How is it diagnosed?
Familial HDL Deficiency is diagnosed using a specialised blood test. Your medical team may also carry out a skin biopsy, particularly if you present with xanthomas. This is usually done under local anaesthetic.
The disorder may initially be mistaken for Tangier disease or LCAT deficiency. Extremely low HDL cholesterol levels may also be caused by medications (such as steroids and fibrates) and the presence of tumours, so your medical team may want to consider these possibilities before diagnosing Familial HDL Deficiency.
This disorder may not show any symptoms until well into adulthood, and so it is important to consult your medical team if any of your immediate family, such as parents, children, or siblings, receive a diagnosis. It may be the case that you also need to undergo medical tests.
Currently, Familial HDL Deficiency is not detected as part of newborn screening in any country. However, if there is evidence that this disorder is severe and life-limiting within the family, antenatal testing may be offered.
Can it be treated?
Treatment for Familial HDL Deficiency works to reduce the severity of the symptoms. There is currently no cure.
Your medical team will recommend a low-fat diet to reduce the risk of serious heart and circulatory problems, including premature cardiovascular disease. You may also be prescribed medication to lower your cholesterol. It is important you follow the advice given to you to ensure that any symptoms you experience can be managed appropriately.
Should you wish to make changes to your diet or lifestyle, consult a specialist dietician beforehand to ensure that any changes will not have a negative impact on your health.
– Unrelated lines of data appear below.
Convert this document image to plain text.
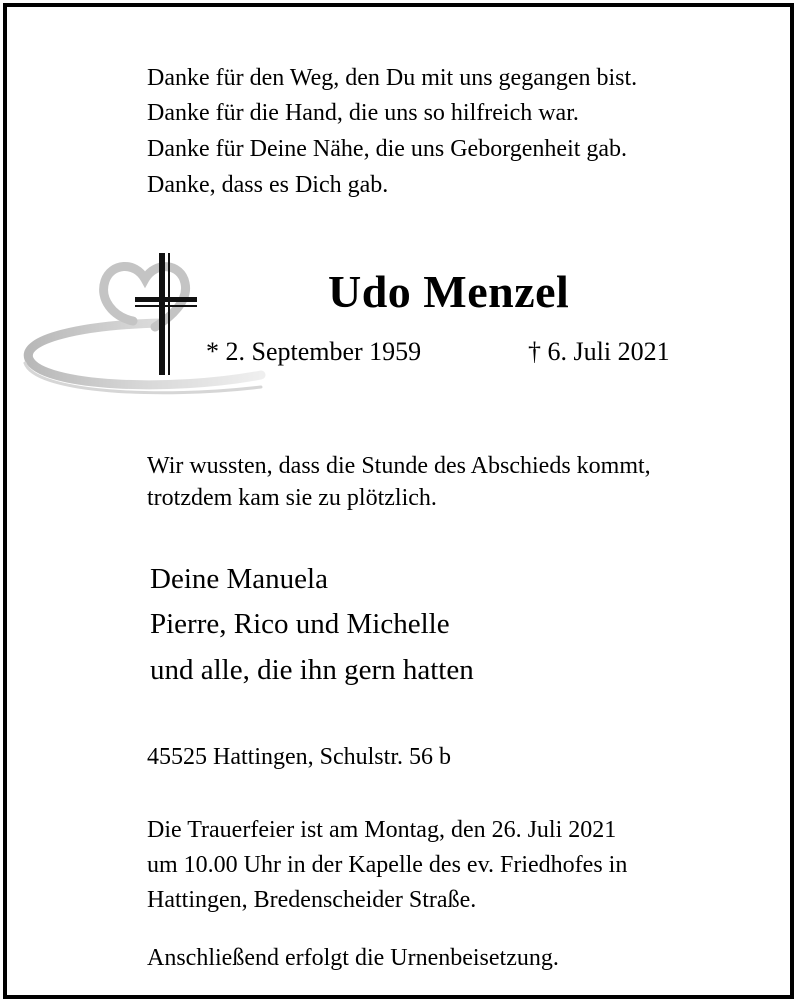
Danke für den Weg, den Du mit uns gegangen bist.
Danke für die Hand, die uns so hilfreich war.
Danke für Deine Nähe, die uns Geborgenheit gab.
Danke, dass es Dich gab.
Udo Menzel
* 2. September 1959	† 6. Juli 2021
Wir wussten, dass die Stunde des Abschieds kommt,
trotzdem kam sie zu plötzlich.
Deine Manuela
Pierre, Rico und Michelle
und alle, die ihn gern hatten
45525 Hattingen, Schulstr. 56 b
Die Trauerfeier ist am Montag, den 26. Juli 2021
um 10.00 Uhr in der Kapelle des ev. Friedhofes in
Hattingen, Bredenscheider Straße.
Anschließend erfolgt die Urnenbeisetzung.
If you develop premature cardiovascular disease or organ failure, you may require other treatments, including inpatient hospital care and, in some cases, surgery.
The prognosis for Familial HDL Deficiency depends on whether you develop premature cardiovascular disease or organ failure. Some people, with the correct diet and treatment, have a very good outcome and can live a healthy life. However, more serious cases of the disorder may result in a reduced lifespan.
Do my family need to be tested?
Familial HDL Deficiency is inherited from either parent in an autosomal dominant inheritance pattern. This means that only one parent has to be affected to pass on the disorder through their genes.
All genes come in pairs. People with Familial HDL Deficiency have one working gene and one faulty gene. This is either the ABCA1 gene or the APOA1 gene.
Children inherit one gene from each parent to make their pair. If one parent has Familial HDL Deficiency:
There is a 50% chance that the child will inherit one faulty and one working gene, which means they will also have Familial HDL Deficiency.
- There is a 50% chance that the child will inherit two working genes and not inherit the disorder.
Familial HDL Deficiency occurs when one of the two genes is faulty. It is important to note that if you inherit two faulty ABCA1 genes, then you will develop Tangier Disease instead.
If you think somebody in your immediate family, such as your parents, siblings, or children, may have Familial HDL Deficiency, contact your medical team who may refer you for genetic testing.